Still sketching these out!

Initial setup

  • Browser content provider can be empty or full.
  • Upstream Sync account can be empty or full.
    • If full, user can specify wipe local, wipe remote, or merge.
    • If empty, equivalent to wipe remote.
  • Wipe remote: construct local rows with current time as modification time. Generate GUIDs. Upload all.
  • Wipe local: wipe local store. Download rows and write-through insert into local stores.
  • Merge:
    • Compute local rich store. No GUIDs.
    • Download remote records. Reconcile each using only Android columns.
      • Remote wins, new record. Insert locally.
      • Remote wins, existing record.
        • Add new columns to existing record. Apply remote GUID.
      • Local wins. Always a new record. Generate GUID and upload.
    • Flag records for uploading.

Subsequent syncs

  • Changed records computed by exhaustive search. (Tracker populated.)
  • Remote changes retrieved.
  • Local new records merged as in initial setup.
  • Deltas for old local and remote records reconciled and applied (either locally or uploaded).

Database Schemas

Bookmarks

This is the schema outlining our snapshot database for Bookmarks. The tags and children field may need to change as these are actually arrays of strings, for now this works fine though.

Field NameField Type
idINTEGER PRIMARY KEY AUTOINCREMENT
guidTEXT
androidIdINTEGER
titleTEXT
bmkURITEXT
descriptionTEXT
loadInSidebarINTEGER
tagsTEXT
keywordTEXT
parentIDTEXT
parentNameTEXT
typeTEXT
generatorUriTEXT
staticTitleTEXT
folderNameTEXT
queryIdTEXT
siteUriTEXT
feedUriTEXT
posTEXT
childrenTEXT
modifiedINTEGER
deletedINTEGER DEFAULT 0

History

TBD

Alternatives / futures

One approach to this whole thing is to implement an “EnhancedBrowser” content provider (see this article). This would extend the existing Browser content provider, seamlessly tracking changes along the way. This still requires the same additional storage and logic — if we merely tracked calls through our own API then use of the existing Browser content provider would cause us to drift out of sync — so I view it as an extension which can provide additional benefits, including real-time modification time tracking.

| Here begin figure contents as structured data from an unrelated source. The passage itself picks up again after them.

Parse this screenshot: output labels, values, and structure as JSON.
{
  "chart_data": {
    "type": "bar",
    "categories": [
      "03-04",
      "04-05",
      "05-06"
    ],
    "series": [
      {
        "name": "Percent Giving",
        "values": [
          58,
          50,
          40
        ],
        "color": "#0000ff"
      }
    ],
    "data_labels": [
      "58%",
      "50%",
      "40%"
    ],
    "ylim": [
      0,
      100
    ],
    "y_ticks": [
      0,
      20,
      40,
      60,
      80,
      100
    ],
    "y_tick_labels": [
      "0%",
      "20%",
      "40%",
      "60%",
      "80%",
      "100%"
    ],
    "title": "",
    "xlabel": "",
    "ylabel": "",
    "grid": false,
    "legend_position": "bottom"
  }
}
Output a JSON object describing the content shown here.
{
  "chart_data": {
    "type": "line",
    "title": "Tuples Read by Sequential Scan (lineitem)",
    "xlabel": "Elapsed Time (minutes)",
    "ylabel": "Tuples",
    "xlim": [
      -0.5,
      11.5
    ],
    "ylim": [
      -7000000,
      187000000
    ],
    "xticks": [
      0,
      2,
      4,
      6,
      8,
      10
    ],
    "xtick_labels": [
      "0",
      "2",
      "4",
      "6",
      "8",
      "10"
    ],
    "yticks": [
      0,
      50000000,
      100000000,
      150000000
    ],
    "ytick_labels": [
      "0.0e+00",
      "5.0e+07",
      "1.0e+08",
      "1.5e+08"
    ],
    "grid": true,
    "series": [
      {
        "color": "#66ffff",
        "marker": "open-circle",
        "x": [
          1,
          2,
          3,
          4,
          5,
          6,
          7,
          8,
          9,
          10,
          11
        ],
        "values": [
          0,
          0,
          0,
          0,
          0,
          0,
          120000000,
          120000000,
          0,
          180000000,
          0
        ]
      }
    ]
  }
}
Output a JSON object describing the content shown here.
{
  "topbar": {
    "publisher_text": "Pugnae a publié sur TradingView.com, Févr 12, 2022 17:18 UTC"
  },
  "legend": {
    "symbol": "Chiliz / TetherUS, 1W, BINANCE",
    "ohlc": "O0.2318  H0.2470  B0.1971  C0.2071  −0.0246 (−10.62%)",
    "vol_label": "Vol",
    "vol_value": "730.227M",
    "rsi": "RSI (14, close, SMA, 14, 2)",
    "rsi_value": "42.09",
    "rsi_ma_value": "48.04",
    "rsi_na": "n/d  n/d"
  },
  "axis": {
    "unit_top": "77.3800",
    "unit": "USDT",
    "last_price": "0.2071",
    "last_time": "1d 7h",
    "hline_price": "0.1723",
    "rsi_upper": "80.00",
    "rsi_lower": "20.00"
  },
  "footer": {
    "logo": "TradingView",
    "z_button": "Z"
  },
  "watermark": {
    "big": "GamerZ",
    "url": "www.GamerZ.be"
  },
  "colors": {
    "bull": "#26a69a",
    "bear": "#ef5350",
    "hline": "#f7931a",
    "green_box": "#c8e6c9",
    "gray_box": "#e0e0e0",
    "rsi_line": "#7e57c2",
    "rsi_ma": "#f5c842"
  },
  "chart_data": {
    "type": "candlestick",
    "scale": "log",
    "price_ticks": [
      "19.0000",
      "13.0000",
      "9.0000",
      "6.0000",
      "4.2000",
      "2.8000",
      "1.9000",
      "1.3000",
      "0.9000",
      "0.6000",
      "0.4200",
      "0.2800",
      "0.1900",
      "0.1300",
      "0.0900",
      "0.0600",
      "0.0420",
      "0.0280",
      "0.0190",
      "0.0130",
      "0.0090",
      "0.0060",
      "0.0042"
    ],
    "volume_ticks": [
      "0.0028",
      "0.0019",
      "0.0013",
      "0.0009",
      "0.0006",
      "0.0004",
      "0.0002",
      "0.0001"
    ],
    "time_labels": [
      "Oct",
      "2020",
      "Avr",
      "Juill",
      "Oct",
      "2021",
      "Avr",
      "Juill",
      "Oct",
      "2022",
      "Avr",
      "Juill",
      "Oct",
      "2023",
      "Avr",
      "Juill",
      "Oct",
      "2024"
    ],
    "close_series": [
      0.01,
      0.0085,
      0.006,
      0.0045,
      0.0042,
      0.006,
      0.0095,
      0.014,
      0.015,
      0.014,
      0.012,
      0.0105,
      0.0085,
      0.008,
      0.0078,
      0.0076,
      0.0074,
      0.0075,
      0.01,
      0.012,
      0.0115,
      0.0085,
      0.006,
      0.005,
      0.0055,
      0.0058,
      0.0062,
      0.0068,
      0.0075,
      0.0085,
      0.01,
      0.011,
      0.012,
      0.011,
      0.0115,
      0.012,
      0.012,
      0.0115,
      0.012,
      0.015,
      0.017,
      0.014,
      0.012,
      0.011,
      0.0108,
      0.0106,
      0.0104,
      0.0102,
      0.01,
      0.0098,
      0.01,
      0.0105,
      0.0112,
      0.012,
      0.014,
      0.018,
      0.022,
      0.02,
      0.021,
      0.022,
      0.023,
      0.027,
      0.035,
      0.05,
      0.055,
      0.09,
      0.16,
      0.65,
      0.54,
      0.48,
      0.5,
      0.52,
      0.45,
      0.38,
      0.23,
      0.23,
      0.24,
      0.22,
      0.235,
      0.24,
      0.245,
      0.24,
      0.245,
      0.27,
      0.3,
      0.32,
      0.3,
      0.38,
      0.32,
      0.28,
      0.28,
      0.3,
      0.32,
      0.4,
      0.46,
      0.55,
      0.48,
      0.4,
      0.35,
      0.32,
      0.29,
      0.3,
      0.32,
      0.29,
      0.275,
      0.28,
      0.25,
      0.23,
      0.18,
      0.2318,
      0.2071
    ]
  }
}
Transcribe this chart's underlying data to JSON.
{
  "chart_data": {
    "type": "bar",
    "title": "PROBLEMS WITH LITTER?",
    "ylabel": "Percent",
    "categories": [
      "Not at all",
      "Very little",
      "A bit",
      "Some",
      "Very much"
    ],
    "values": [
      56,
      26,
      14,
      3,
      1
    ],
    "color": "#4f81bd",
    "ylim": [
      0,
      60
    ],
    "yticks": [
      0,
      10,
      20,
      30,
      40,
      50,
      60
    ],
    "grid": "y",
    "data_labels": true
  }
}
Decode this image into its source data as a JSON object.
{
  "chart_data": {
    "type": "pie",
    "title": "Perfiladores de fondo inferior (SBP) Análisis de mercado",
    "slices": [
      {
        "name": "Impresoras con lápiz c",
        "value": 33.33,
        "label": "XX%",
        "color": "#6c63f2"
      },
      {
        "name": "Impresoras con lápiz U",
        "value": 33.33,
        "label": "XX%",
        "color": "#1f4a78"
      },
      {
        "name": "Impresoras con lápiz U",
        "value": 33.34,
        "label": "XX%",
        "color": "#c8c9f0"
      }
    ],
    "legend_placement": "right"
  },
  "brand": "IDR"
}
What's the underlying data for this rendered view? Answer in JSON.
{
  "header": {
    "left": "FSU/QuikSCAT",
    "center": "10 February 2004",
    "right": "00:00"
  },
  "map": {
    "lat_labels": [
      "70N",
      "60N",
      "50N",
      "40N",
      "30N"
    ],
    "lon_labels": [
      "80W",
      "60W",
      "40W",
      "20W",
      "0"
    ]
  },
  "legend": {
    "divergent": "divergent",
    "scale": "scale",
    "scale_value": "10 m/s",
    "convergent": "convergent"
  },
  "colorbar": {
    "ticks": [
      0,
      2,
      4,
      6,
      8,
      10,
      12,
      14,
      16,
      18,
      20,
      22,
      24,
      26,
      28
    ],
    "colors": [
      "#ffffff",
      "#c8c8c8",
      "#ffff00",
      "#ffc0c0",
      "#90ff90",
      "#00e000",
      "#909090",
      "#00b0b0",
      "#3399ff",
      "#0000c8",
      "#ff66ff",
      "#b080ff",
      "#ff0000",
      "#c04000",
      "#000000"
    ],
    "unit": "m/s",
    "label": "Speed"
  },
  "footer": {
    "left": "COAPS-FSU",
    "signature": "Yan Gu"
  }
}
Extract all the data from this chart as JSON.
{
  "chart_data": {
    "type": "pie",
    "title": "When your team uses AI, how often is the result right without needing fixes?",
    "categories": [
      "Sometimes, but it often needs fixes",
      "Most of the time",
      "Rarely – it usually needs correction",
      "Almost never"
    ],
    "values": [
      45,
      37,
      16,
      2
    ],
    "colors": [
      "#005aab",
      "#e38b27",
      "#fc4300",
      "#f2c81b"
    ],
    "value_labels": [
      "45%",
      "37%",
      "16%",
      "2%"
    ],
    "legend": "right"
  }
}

The mobile team does not currently plan to support tags, notes, etc., for bookmarks, but might be interested if it were free… and if we offered a content provider then it would be pretty cheap to expose the additional data.


Footnotes

¹ Browser.BookmarkColumns.

² We would implement this with a managedQuery cursor over your entire bookmarks list, comparing each item to our tracked row. See this article.